Tenir le cadre aujourd’hui : ce que cela signifie vraiment

Tenir le cadre n’est pas un mot d’ordre.

Ce n’est ni un slogan sécuritaire, ni une posture idéologique.

C’est une fonction vitale de l’État, souvent invisible quand elle est assumée, toujours visible quand elle disparaît.

Les six articles précédents ont décrit une réalité fragmentée :agressions banalisées, loyauté minimale fragilisée, silence politique, hésitation institutionnelle, lignes rouges floues.

Il est temps d’en tirer le sens.

Le cadre n’est pas une opinion

Un État existe avant tout comme cadre commun.

Ce cadre ne demande pas l’adhésion intime de chacun.Il demande une chose plus simple et plus exigeante : la reconnaissance de son autorité.

Tenir le cadre, aujourd’hui, signifie rappeler que :

  • l’État existe indépendamment des opinions qu’on a sur lui,
  • ses institutions ne sont pas négociables au quotidien,
  • la loi ne varie pas selon les profils ou les tensions du moment.

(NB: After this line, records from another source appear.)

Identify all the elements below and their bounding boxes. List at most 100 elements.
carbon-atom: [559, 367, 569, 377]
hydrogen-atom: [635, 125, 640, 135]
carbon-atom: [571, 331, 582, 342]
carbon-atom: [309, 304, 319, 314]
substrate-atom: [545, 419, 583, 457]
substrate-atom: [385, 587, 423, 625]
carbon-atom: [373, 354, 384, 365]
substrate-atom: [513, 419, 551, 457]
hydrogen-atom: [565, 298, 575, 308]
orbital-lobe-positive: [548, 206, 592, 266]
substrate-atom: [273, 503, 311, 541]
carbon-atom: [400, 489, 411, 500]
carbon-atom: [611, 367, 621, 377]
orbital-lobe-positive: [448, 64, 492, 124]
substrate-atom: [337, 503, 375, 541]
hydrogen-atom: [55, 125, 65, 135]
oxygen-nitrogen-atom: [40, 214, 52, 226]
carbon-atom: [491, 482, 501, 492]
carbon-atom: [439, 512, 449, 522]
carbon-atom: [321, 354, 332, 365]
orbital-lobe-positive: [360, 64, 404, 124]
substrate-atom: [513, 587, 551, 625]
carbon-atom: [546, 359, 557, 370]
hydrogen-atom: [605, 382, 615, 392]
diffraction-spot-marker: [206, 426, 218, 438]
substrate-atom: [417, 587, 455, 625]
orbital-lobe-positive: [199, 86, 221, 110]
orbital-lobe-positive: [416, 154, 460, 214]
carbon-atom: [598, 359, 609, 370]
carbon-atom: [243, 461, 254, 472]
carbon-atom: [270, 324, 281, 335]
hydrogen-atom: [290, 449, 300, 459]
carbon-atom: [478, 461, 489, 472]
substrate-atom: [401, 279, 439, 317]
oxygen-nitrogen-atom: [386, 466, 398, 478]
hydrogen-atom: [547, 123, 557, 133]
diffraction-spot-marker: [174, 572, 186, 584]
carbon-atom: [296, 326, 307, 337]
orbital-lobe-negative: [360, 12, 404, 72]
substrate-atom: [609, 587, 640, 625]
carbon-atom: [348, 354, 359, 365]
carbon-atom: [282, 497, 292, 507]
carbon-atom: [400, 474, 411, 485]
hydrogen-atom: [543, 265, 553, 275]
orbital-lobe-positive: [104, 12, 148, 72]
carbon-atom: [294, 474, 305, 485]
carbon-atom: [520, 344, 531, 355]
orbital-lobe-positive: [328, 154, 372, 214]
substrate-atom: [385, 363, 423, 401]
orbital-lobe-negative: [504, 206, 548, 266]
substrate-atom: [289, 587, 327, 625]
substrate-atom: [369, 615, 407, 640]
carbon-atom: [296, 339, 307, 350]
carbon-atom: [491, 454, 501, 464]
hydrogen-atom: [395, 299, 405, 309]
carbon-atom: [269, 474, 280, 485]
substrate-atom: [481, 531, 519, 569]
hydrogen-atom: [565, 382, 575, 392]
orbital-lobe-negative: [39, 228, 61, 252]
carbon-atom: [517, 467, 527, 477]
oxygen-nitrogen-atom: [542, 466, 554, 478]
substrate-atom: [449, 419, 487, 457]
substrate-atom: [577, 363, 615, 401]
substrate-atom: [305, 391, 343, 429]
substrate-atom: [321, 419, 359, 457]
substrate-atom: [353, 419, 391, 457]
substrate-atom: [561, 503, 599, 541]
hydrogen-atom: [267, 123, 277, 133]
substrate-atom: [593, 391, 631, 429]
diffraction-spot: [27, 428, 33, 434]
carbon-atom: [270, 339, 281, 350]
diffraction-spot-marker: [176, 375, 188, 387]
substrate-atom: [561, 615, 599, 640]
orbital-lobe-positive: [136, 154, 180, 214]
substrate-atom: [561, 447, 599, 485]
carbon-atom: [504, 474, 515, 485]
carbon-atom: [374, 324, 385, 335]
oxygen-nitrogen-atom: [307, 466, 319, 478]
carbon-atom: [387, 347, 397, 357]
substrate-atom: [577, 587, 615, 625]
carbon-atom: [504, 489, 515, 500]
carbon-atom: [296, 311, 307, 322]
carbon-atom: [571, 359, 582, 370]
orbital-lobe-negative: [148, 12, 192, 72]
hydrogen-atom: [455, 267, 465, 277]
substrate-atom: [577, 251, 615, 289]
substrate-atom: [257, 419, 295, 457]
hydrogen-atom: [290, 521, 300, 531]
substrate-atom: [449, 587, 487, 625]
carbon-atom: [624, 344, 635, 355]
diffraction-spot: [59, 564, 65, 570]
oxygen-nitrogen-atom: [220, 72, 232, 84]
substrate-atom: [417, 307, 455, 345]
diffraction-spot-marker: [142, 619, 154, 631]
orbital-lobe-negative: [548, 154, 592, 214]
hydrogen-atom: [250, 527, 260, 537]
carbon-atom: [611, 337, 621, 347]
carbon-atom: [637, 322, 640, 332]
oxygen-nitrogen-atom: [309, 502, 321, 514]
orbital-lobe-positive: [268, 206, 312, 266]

Sans ce socle, il n’y a ni coexistence, ni débat, ni pluralisme réel.

La confusion des registres : une erreur contemporaine

L’une des grandes fragilités actuelles réside dans la confusion entre :

  • critique politique,
  • revendication identitaire,
  • et comportement civique.

Tenir le cadre, c’est refuser cette confusion.

On peut critiquer l’État.

On ne peut pas le délégitimer dans l’espace public tout en vivant de ses structures.

On peut contester l’armée politiquement.

On ne peut pas humilier ses représentants sans conséquence.

La liberté d’opinion n’inclut pas le droit de dissoudre le cadre commun.

La responsabilité première revient à l’État

Aucune société ne tient durablement si l’État :

  • hésite à nommer les ruptures,
  • diffère l’application de la loi,
  • adapte ses principes à la peur du conflit.

Tenir le cadre, c’est accepter une responsabilité difficile :celle de faire respecter la loi même quand c’est inconfortable, même quand cela provoque des critiques, y compris à l’international.

Un État qui assume cette responsabilité n’est pas dur.Il est prévisible.

Et la prévisibilité est la condition première de la stabilité.

Le cas d’Israël : clarté ou érosion

Dans un État fondé sur une identité nationale assumée, exposé à des tensions internes et externes constantes, l’ambiguïté est un luxe dangereux.

Tenir le cadre, ici, signifie :

  • protéger ceux qui respectent la loi,
  • fixer des limites claires à ceux qui la contestent,
  • refuser que la coexistence repose sur le flou.

Ce n’est pas une logique d’exclusion.

C’est une logique de délimitation.

Tenir le cadre, c’est permettre l’avenir

Un cadre tenu n’étouffe pas la société.Il la rend possible.

Il permet :

  • le débat sans violence,
  • la pluralité sans hostilité,
  • la critique sans effondrement.

Un cadre affaibli, en revanche, prépare toujours la radicalisation — non par excès d’autorité, mais par absence de repères.

Ouverture : la question qui demeure

La question n’est donc plus de savoir si le cadre est parfait.

Aucun cadre ne l’est.

La vraie question est celle-ci :un État peut-il encore se permettre de ne pas tenir ce qui le fait tenir ?

C’est à cet endroit précis que se joue l’avenir du commun.